By 1978–79, new wave was considered independent from punk and post-punk. Author Clinton Heylin marks the second half of year 1977 and the first half of year 1978 as the "true starting-point for English post-punk". Some of the scene's bands, including the Soft Boys, the Teardrop Explodes, and Echo & the Bunnymen, became major figures of neo-psychedelia. In the early 1980s, Siouxsie and the Banshees crafted a "exotic neo-psychedelic pop" with the arrival of guitarist John McGeoch.
The early 1980s Paisley Underground movement followed neo-psychedelia. Originating in Los Angeles, the movement saw a number of young bands who were influenced by the psychedelia of the late 1960s and all took different elements of it. The term "Paisley Underground" was later expanded to include others from outside the city.

1980s–present

In the 1980s and 1990s there were occasional mainstream acts that dabbled in neo-psychedelia, including Prince's mid-1980s work and some of Lenny Kravitz's 1990s output, but neo-psychedelia has mainly been the domain of alternative and indie rock bands. The late 1980s would see the birth of shoegazing, which, among other influences, took inspiration from 1960s psychedelia.

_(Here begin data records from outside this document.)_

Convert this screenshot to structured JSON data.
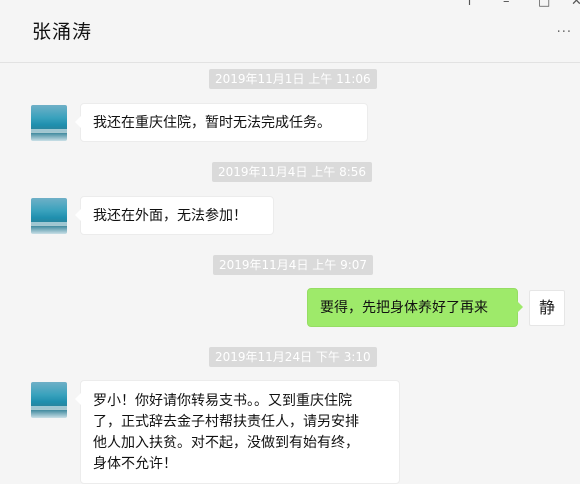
{
  "window": {
    "title": "张涌涛",
    "controls": [
      "〒",
      "–",
      "□",
      "✕"
    ],
    "more": "···"
  },
  "messages": [
    {
      "type": "timestamp",
      "text": "2019年11月1日 上午 11:06"
    },
    {
      "type": "incoming",
      "avatar": "lake-avatar",
      "text": "我还在重庆住院，暂时无法完成任务。"
    },
    {
      "type": "timestamp",
      "text": "2019年11月4日 上午 8:56"
    },
    {
      "type": "incoming",
      "avatar": "lake-avatar",
      "text": "我还在外面，无法参加！"
    },
    {
      "type": "timestamp",
      "text": "2019年11月4日 上午 9:07"
    },
    {
      "type": "outgoing",
      "avatar": "calligraphy-avatar",
      "avatar_glyph": "静",
      "text": "要得，先把身体养好了再来"
    },
    {
      "type": "timestamp",
      "text": "2019年11月24日 下午 3:10"
    },
    {
      "type": "incoming",
      "avatar": "lake-avatar",
      "lines": [
        "罗小！你好请你转易支书。。又到重庆住院",
        "了，正式辞去金子村帮扶责任人，请另安排",
        "他人加入扶贫。对不起，没做到有始有终，",
        "身体不允许！"
      ]
    }
  ],
  "colors": {
    "background": "#f5f5f5",
    "outgoing_bubble": "#9eea6a",
    "incoming_bubble": "#ffffff",
    "timestamp_bg": "#dadada"
  }
}
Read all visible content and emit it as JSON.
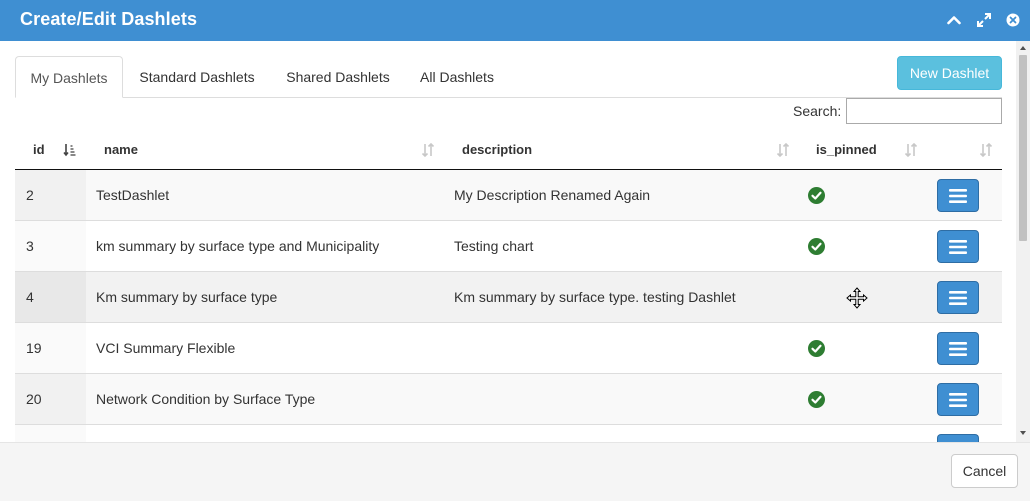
{
  "dialog": {
    "title": "Create/Edit Dashlets"
  },
  "tabs": [
    {
      "label": "My Dashlets",
      "active": true
    },
    {
      "label": "Standard Dashlets",
      "active": false
    },
    {
      "label": "Shared Dashlets",
      "active": false
    },
    {
      "label": "All Dashlets",
      "active": false
    }
  ],
  "toolbar": {
    "new_label": "New Dashlet"
  },
  "search": {
    "label": "Search:",
    "value": ""
  },
  "table": {
    "columns": [
      "id",
      "name",
      "description",
      "is_pinned"
    ],
    "rows": [
      {
        "id": "2",
        "name": "TestDashlet",
        "description": "My Description Renamed Again",
        "pinned": true
      },
      {
        "id": "3",
        "name": "km summary by surface type and Municipality",
        "description": "Testing chart",
        "pinned": true
      },
      {
        "id": "4",
        "name": "Km summary by surface type",
        "description": "Km summary by surface type. testing Dashlet",
        "pinned": false
      },
      {
        "id": "19",
        "name": "VCI Summary Flexible",
        "description": "",
        "pinned": true
      },
      {
        "id": "20",
        "name": "Network Condition by Surface Type",
        "description": "",
        "pinned": true
      }
    ]
  },
  "footer": {
    "cancel_label": "Cancel"
  },
  "colors": {
    "header": "#3f8fd2",
    "new_button": "#5bc0de",
    "pin_check": "#2e7d32",
    "menu_button": "#3f8fd2"
  },
  "icons": [
    "chevron-up-icon",
    "expand-icon",
    "close-icon",
    "sort-icon",
    "check-circle-icon",
    "hamburger-icon",
    "move-cursor-icon"
  ]
}
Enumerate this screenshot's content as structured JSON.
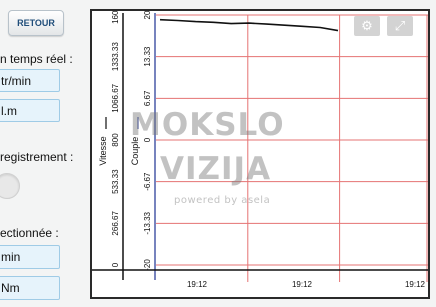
{
  "nav": {
    "back_label": "RETOUR"
  },
  "realtime": {
    "heading": "n temps réel :",
    "speed_value": "tr/min",
    "torque_value": "l.m"
  },
  "recording": {
    "heading": "registrement :"
  },
  "selection": {
    "heading": "ectionnée :",
    "speed_unit": "min",
    "torque_unit": "Nm"
  },
  "chart_data": {
    "type": "line",
    "left_axis": {
      "label": "Vitesse",
      "ticks": [
        "1600",
        "1333.33",
        "1066.67",
        "800",
        "533.33",
        "266.67",
        "0"
      ],
      "ylim": [
        0,
        1600
      ]
    },
    "right_axis": {
      "label": "Couple",
      "ticks": [
        "20",
        "13.33",
        "6.67",
        "0",
        "-6.67",
        "-13.33",
        "-20"
      ],
      "ylim": [
        -20,
        20
      ]
    },
    "x_ticks": [
      "19:12",
      "19:12",
      "19:12"
    ],
    "series": [
      {
        "axis": "left",
        "color": "#111111",
        "points": [
          [
            0,
            1570
          ],
          [
            0.1,
            1565
          ],
          [
            0.2,
            1558
          ],
          [
            0.3,
            1553
          ],
          [
            0.4,
            1545
          ],
          [
            0.5,
            1548
          ],
          [
            0.6,
            1542
          ],
          [
            0.7,
            1535
          ],
          [
            0.8,
            1528
          ],
          [
            0.9,
            1520
          ],
          [
            1.0,
            1500
          ]
        ]
      }
    ],
    "grid": true,
    "grid_color": "#e57373"
  },
  "chart_controls": {
    "settings_icon": "gear-icon",
    "expand_icon": "expand-icon"
  },
  "watermark": {
    "line1": "MOKSLO",
    "line2": "VIZIJA",
    "line3": "powered by asela"
  }
}
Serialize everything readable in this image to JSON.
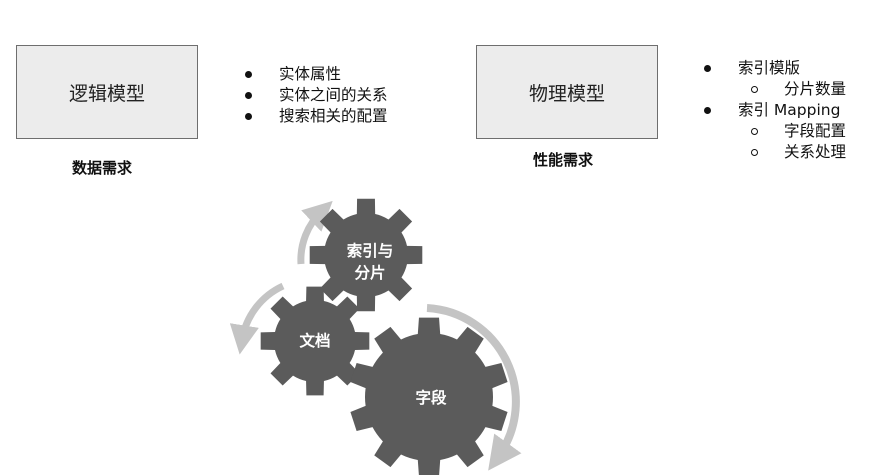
{
  "left_model": {
    "title": "逻辑模型",
    "caption": "数据需求",
    "bullets": [
      "实体属性",
      "实体之间的关系",
      "搜索相关的配置"
    ]
  },
  "right_model": {
    "title": "物理模型",
    "caption": "性能需求",
    "bullets": [
      {
        "text": "索引模版",
        "level": 1
      },
      {
        "text": "分片数量",
        "level": 2
      },
      {
        "text": "索引 Mapping",
        "level": 1
      },
      {
        "text": "字段配置",
        "level": 2
      },
      {
        "text": "关系处理",
        "level": 2
      }
    ]
  },
  "gears": {
    "index_sharding": {
      "line1": "索引与",
      "line2": "分片"
    },
    "document": "文档",
    "field": "字段",
    "gear_color": "#5b5b5b",
    "arrow_color": "#c4c4c4"
  }
}
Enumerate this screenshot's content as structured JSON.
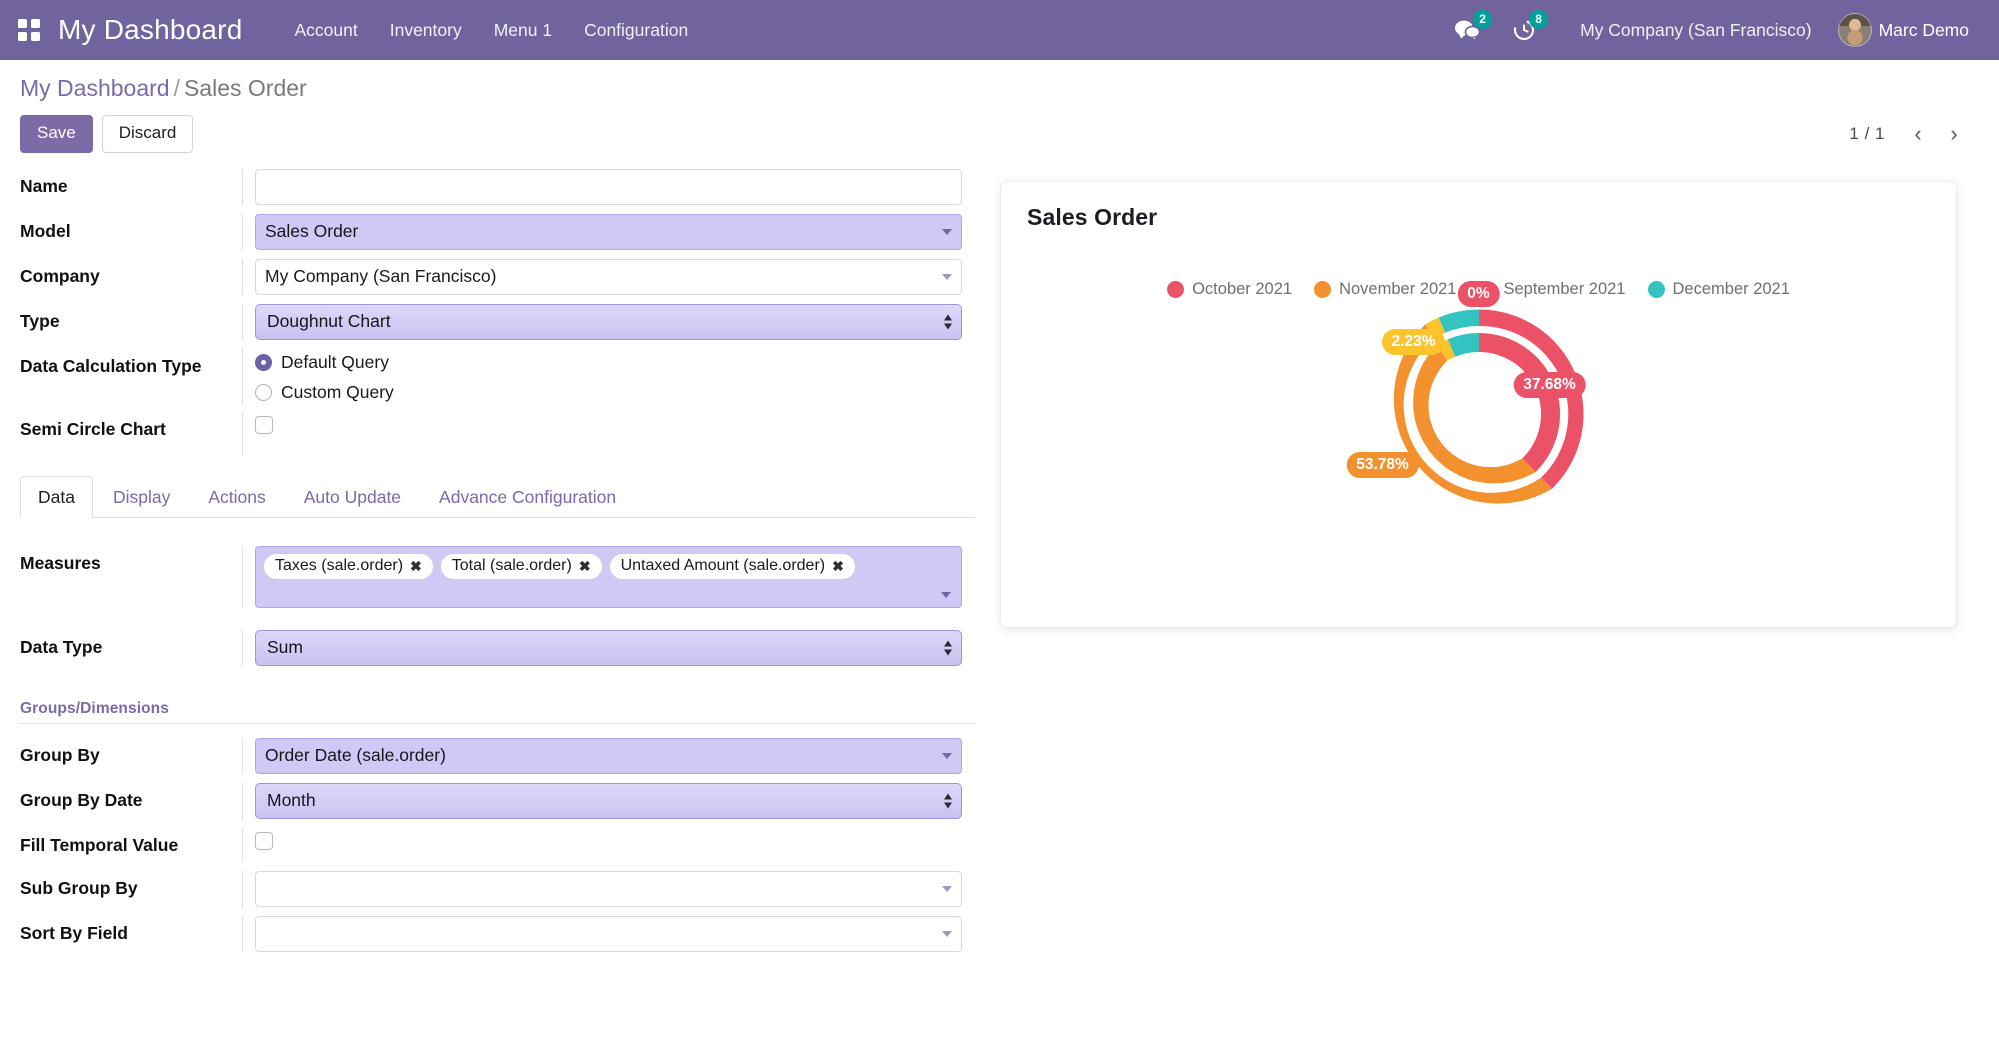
{
  "navbar": {
    "apps_icon": "apps-grid-icon",
    "brand": "My Dashboard",
    "menu": [
      {
        "label": "Account"
      },
      {
        "label": "Inventory"
      },
      {
        "label": "Menu 1"
      },
      {
        "label": "Configuration"
      }
    ],
    "messages": {
      "icon": "messages-icon",
      "count": "2"
    },
    "activities": {
      "icon": "activity-clock-icon",
      "count": "8"
    },
    "company": "My Company (San Francisco)",
    "user": "Marc Demo",
    "badge_color": "#00a09d",
    "bar_color": "#71639e"
  },
  "breadcrumb": {
    "root": "My Dashboard",
    "separator": "/",
    "current": "Sales Order"
  },
  "control_panel": {
    "save_label": "Save",
    "discard_label": "Discard",
    "pager_count": "1 / 1",
    "prev_icon": "chevron-left-icon",
    "next_icon": "chevron-right-icon"
  },
  "form": {
    "name": {
      "label": "Name",
      "value": "",
      "placeholder": ""
    },
    "model": {
      "label": "Model",
      "value": "Sales Order"
    },
    "company": {
      "label": "Company",
      "value": "My Company (San Francisco)"
    },
    "type": {
      "label": "Type",
      "value": "Doughnut Chart"
    },
    "data_calculation_type": {
      "label": "Data Calculation Type",
      "options": [
        {
          "label": "Default Query",
          "selected": true
        },
        {
          "label": "Custom Query",
          "selected": false
        }
      ]
    },
    "semi_circle_chart": {
      "label": "Semi Circle Chart",
      "checked": false
    }
  },
  "notebook": {
    "tabs": [
      {
        "label": "Data",
        "active": true
      },
      {
        "label": "Display",
        "active": false
      },
      {
        "label": "Actions",
        "active": false
      },
      {
        "label": "Auto Update",
        "active": false
      },
      {
        "label": "Advance Configuration",
        "active": false
      }
    ]
  },
  "data_tab": {
    "measures": {
      "label": "Measures",
      "tags": [
        {
          "label": "Taxes (sale.order)",
          "remove": "✖"
        },
        {
          "label": "Total (sale.order)",
          "remove": "✖"
        },
        {
          "label": "Untaxed Amount (sale.order)",
          "remove": "✖"
        }
      ]
    },
    "data_type": {
      "label": "Data Type",
      "value": "Sum"
    },
    "groups_dimensions_title": "Groups/Dimensions",
    "group_by": {
      "label": "Group By",
      "value": "Order Date (sale.order)"
    },
    "group_by_date": {
      "label": "Group By Date",
      "value": "Month"
    },
    "fill_temporal_value": {
      "label": "Fill Temporal Value",
      "checked": false
    },
    "sub_group_by": {
      "label": "Sub Group By",
      "value": ""
    },
    "sort_by_field": {
      "label": "Sort By Field",
      "value": ""
    }
  },
  "chart_card": {
    "title": "Sales Order"
  },
  "chart_data": {
    "type": "pie",
    "variant": "doughnut-nested",
    "title": "Sales Order",
    "legend_position": "top-center",
    "categories": [
      "October 2021",
      "November 2021",
      "September 2021",
      "December 2021"
    ],
    "colors": [
      "#ec5267",
      "#f3912f",
      "#fcc42c",
      "#35c3bf"
    ],
    "labels_shown": [
      "0%",
      "2.23%",
      "37.68%",
      "53.78%"
    ],
    "rings": [
      {
        "name": "outer",
        "slices": [
          {
            "category": "October 2021",
            "value": 37.68,
            "label": "37.68%",
            "color": "#ec5267"
          },
          {
            "category": "November 2021",
            "value": 53.78,
            "label": "53.78%",
            "color": "#f3912f"
          },
          {
            "category": "September 2021",
            "value": 2.23,
            "label": "2.23%",
            "color": "#fcc42c"
          },
          {
            "category": "December 2021",
            "value": 6.31,
            "label": "",
            "color": "#35c3bf"
          }
        ]
      },
      {
        "name": "inner",
        "slices": [
          {
            "category": "October 2021",
            "value": 37.68,
            "label": "0%",
            "color": "#ec5267"
          },
          {
            "category": "November 2021",
            "value": 53.78,
            "label": "",
            "color": "#f3912f"
          },
          {
            "category": "September 2021",
            "value": 2.23,
            "label": "",
            "color": "#fcc42c"
          },
          {
            "category": "December 2021",
            "value": 6.31,
            "label": "",
            "color": "#35c3bf"
          }
        ]
      }
    ],
    "unit": "%"
  }
}
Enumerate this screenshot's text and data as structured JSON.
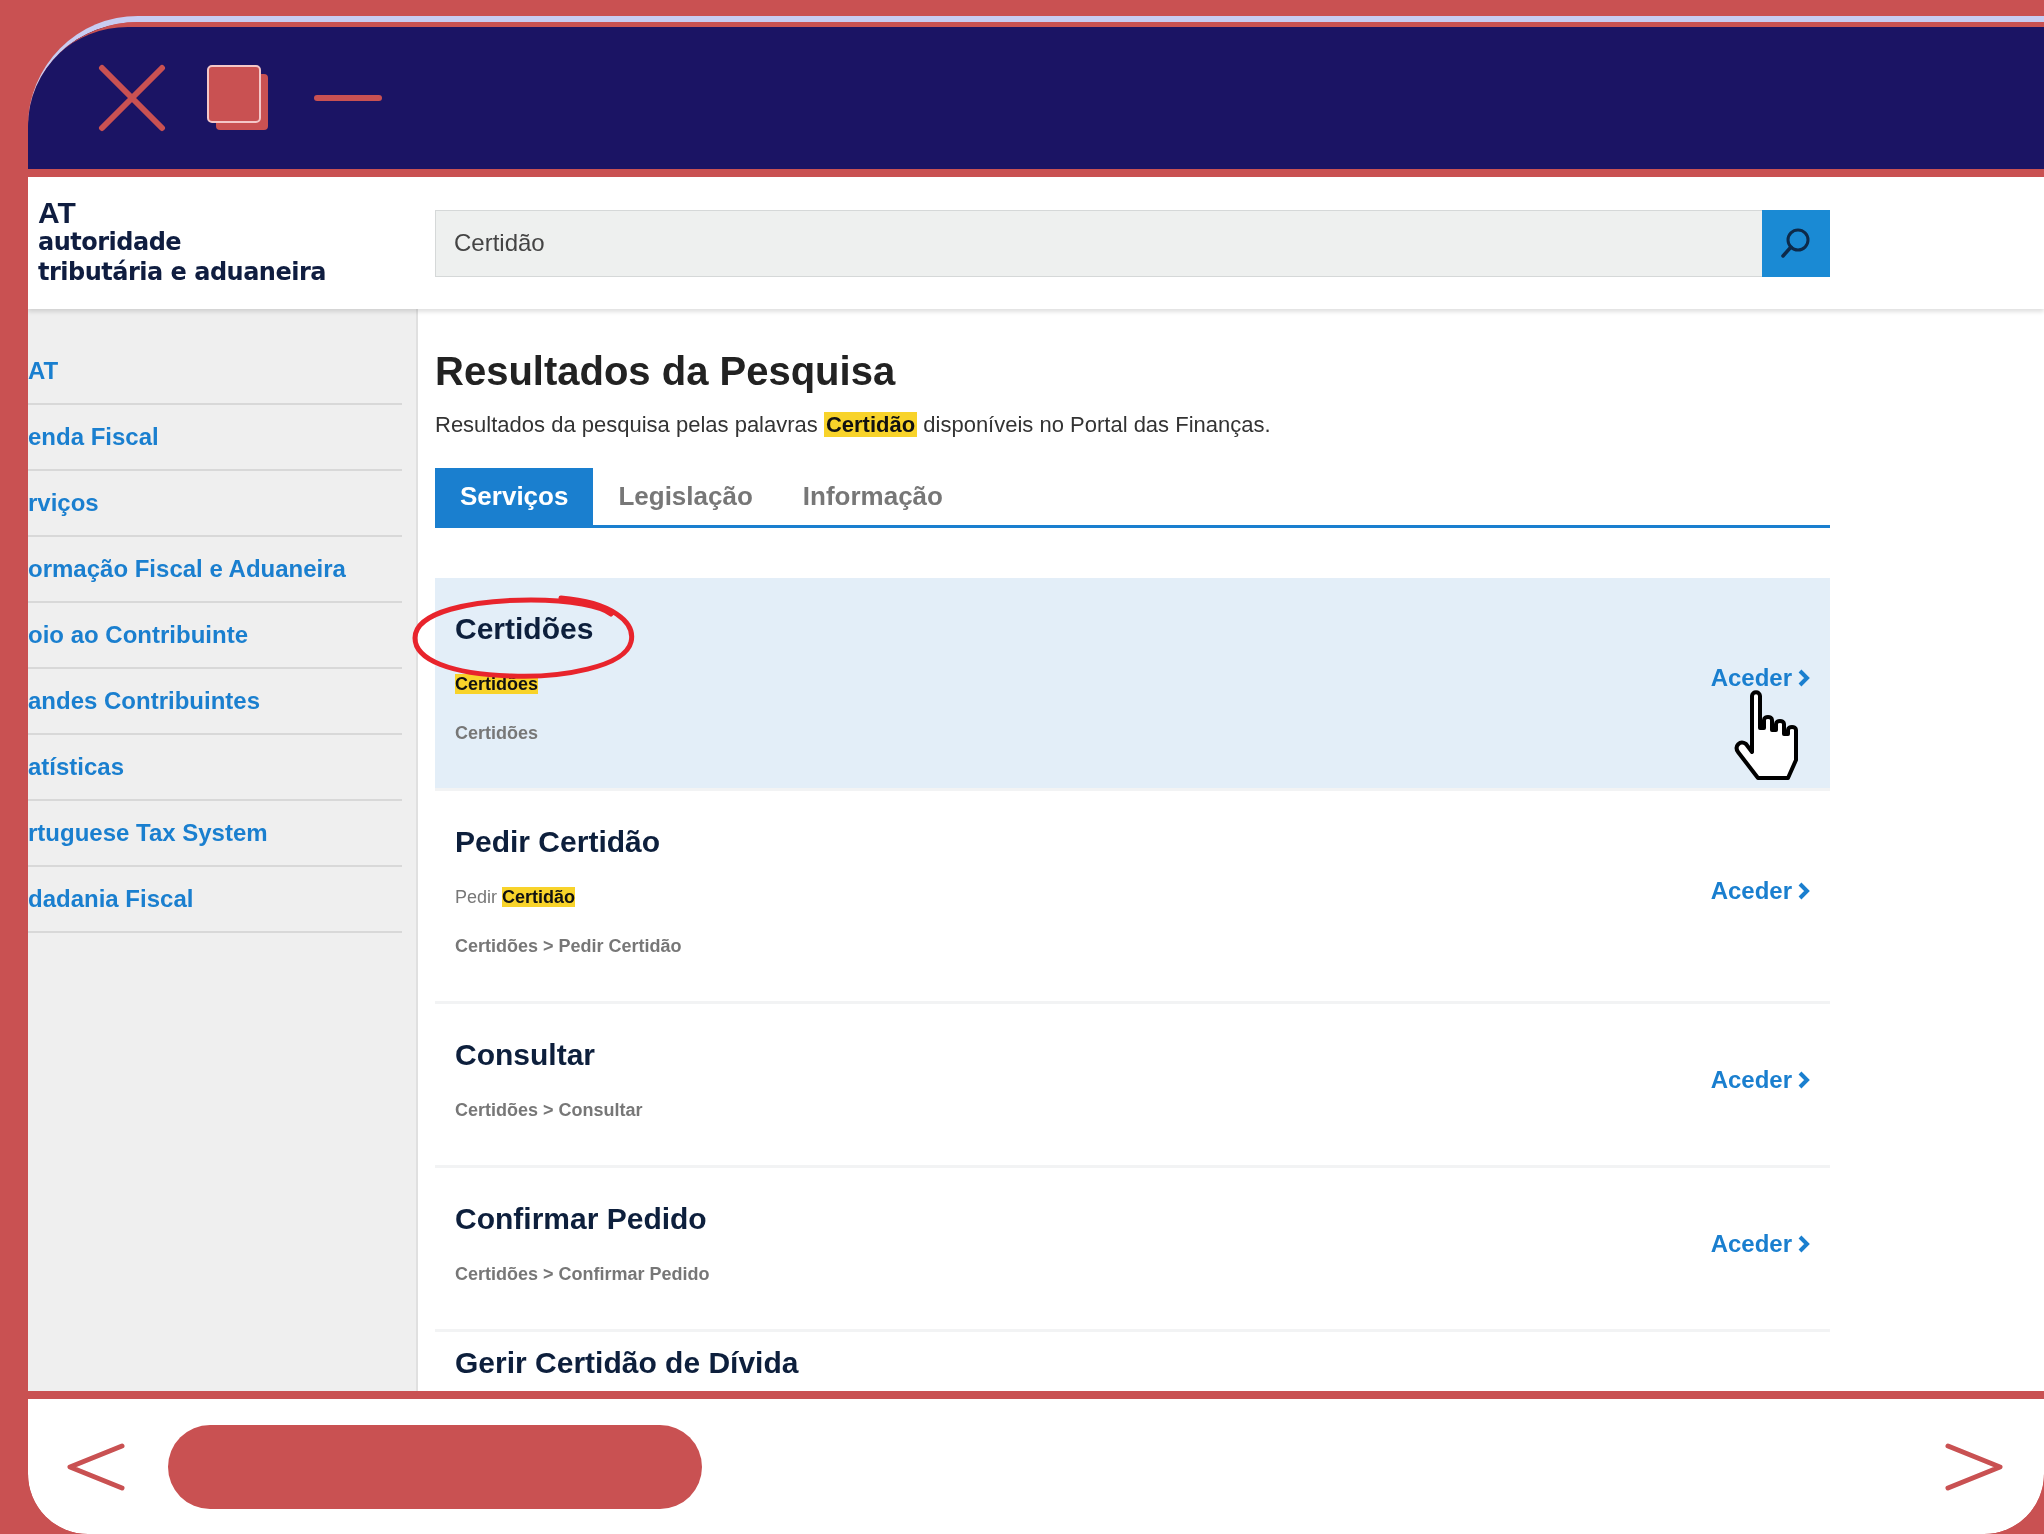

Reynolds referred to this movement as "a rash of blurry, neo-psychedelic bands" in a 1992 article in The Observer. With loud walls of sound, where individual instruments and even vocals were often indistinguishable, they followed the neo-psychedelic lead of bands like My Bloody Valentine. Major shoegaze acts included Ride, Lush, Chapterhouse, and The Boo Radleys, who enjoyed considerable attention in the UK but largely failed to break through in the US.
AllMusic states: "Aside from the early-'80s Paisley Underground movement and the Elephant 6 collective of the late 1990s, most subsequent neo-psychedelia came from isolated eccentrics and revivalists, not cohesive scenes." They go on to cite what they consider some of the more prominent artists: the Church, Nick Saloman's Bevis Frond, Spacemen 3, Robyn Hitchcock, Mercury Rev, the Flaming Lips, and Super Furry Animals. According to Treblezines Jeff Telrich: "Primal Scream made dancefloor ready. The Flaming Lips and Spiritualized took it to orchestral realms. And Animal Collective—well, they kinda did their own thing."